Lawmakers must protect the California Consumer Privacy Act, not weaken it
Kids today are tracked like no other generation.
Click by click, site by site, companies track every move kids—and all consumers—make online. That’s because our data and our viewing habits are worth a lot of money. For today’s kids, personal information, activities, hobbies, and networks are exposed and often for sale from birth, making kids uniquely valuable and profitable to companies. And industry is fighting to keep them vulnerable.
A research study by my organization, Common Sense, shows that more than 9 in 10 parents and teens think it’s important that websites clearly label what data they collect and how it will be used.
That is why Common Sense co-sponsored the California Consumer Privacy Act in 2018. The landmark bill, which goes into effect in 2020, was passed last year with bi-partisan support making California the first state in the country to give consumers more control over the vast data companies collect. It gave special protections to kids under 16.
The California Consumer Privacy Act is setting the foundation for stronger privacy rights, but the multi-billion dollar data broker industry isn’t going down without a fight. There are several bills going through the California Legislature that will undermine the act. An army of lobbyists and lawyers have been walking the halls at the State Capitol pushing for bills designed to weaken the California Consumer Privacy Act.
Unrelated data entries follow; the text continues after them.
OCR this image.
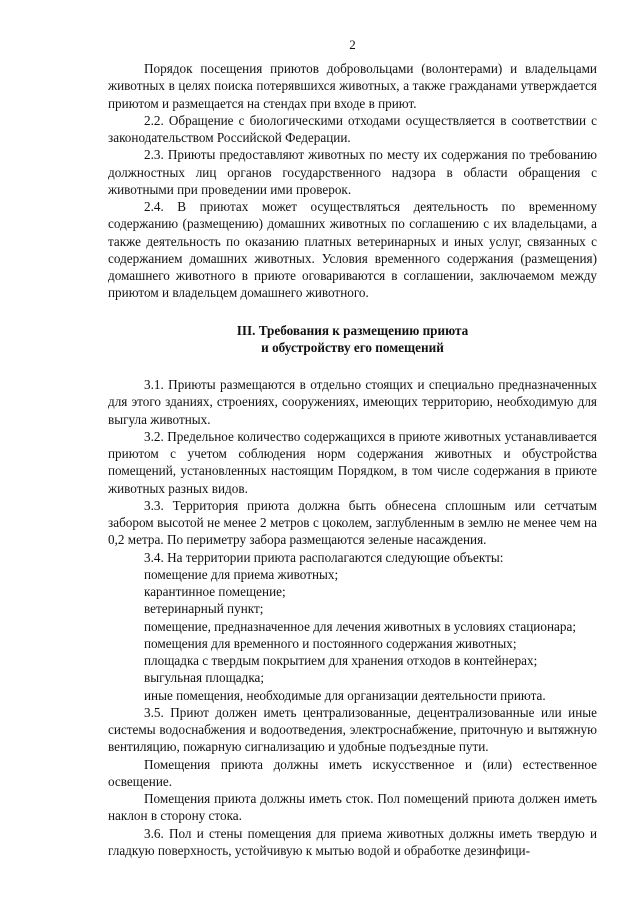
2

Порядок посещения приютов добровольцами (волонтерами) и владельцами животных в целях поиска потерявшихся животных, а также гражданами утверждается приютом и размещается на стендах при входе в приют.

2.2. Обращение с биологическими отходами осуществляется в соответствии с законодательством Российской Федерации.

2.3. Приюты предоставляют животных по месту их содержания по требованию должностных лиц органов государственного надзора в области обращения с животными при проведении ими проверок.

2.4. В приютах может осуществляться деятельность по временному содержанию (размещению) домашних животных по соглашению с их владельцами, а также деятельность по оказанию платных ветеринарных и иных услуг, связанных с содержанием домашних животных. Условия временного содержания (размещения) домашнего животного в приюте оговариваются в соглашении, заключаемом между приютом и владельцем домашнего животного.

III. Требования к размещению приюта
и обустройству его помещений

3.1. Приюты размещаются в отдельно стоящих и специально предназначенных для этого зданиях, строениях, сооружениях, имеющих территорию, необходимую для выгула животных.

3.2. Предельное количество содержащихся в приюте животных устанавливается приютом с учетом соблюдения норм содержания животных и обустройства помещений, установленных настоящим Порядком, в том числе содержания в приюте животных разных видов.

3.3. Территория приюта должна быть обнесена сплошным или сетчатым забором высотой не менее 2 метров с цоколем, заглубленным в землю не менее чем на 0,2 метра. По периметру забора размещаются зеленые насаждения.

3.4. На территории приюта располагаются следующие объекты:

помещение для приема животных;

карантинное помещение;

ветеринарный пункт;

помещение, предназначенное для лечения животных в условиях стационара;

помещения для временного и постоянного содержания животных;

площадка с твердым покрытием для хранения отходов в контейнерах;

выгульная площадка;

иные помещения, необходимые для организации деятельности приюта.

3.5. Приют должен иметь централизованные, децентрализованные или иные системы водоснабжения и водоотведения, электроснабжение, приточную и вытяжную вентиляцию, пожарную сигнализацию и удобные подъездные пути.

Помещения приюта должны иметь искусственное и (или) естественное освещение.

Помещения приюта должны иметь сток. Пол помещений приюта должен иметь наклон в сторону стока.

3.6. Пол и стены помещения для приема животных должны иметь твердую и гладкую поверхность, устойчивую к мытью водой и обработке дезинфици-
And it’s working. Several of these bills have made their way out of the Assembly and will be heard in the Senate Judiciary Committee today, July 9. The most egregious to kids and families are Assembly Bill 1416 by Assemblyman Ken Cooley, Democrat from Rancho Cordova, and AB 873 by Assemblywoman Jacqui Irwin, Democrat from Thousand Oaks. These bill must be stopped.
The multi-billion dollar data broker industry is aggressively pushing AB 1416 because it allows companies to use its relationships with local government as a way out of complying with California Consumer Privacy Act.
Essentially, any company with a contract to provide information to a government agency would have an out from much of CCPA. AB 1416 is a direct giveaway to industry at the expense of every Californian’s right to privacy.
Despite law enforcement exceptions in the California Consumer Privacy Act, AB 1416 would chip away at the rights of Californians by allowing law enforcement to get around existing warrant requirements to access personal information. It would also make undocumented individuals more vulnerable to the aggregation and sale of their data to immigration authorities.
Another threat to the California Consumer Privacy Act is AB 873 which would limit what is protected under the law. Under the act, companies are able to use and share de-identified information—data that cannot be linked to an individual. AB 873 would lower the threshold of the definition to make it easier to link the data to individuals. It’s another way for tech companies to get around the law.
The nation is looking to the California Consumer Privacy Act as a model. That’s why the data broker industry is fighting to take the teeth out of the California law while pushing for federal protections that are weaker and would preempt California Consumer Privacy Act.
And that’s why our elected legislators cannot cave to industry efforts to whittle away basic the California Consumer Privacy Act protections and instead need to stand up to corporations who care only about fast growth and profits over the security of our kids’ private data and wellbeing. The California Consumer Privacy Act is the strongest data privacy law in the country and should be the floor, not the ceiling, of any state and federal privacy laws.
Common Sense urges legislators to oppose AB 1416, AB 873 and other anti-CCPA related bills to ensure privacy protections for consumers, kids and generations to come.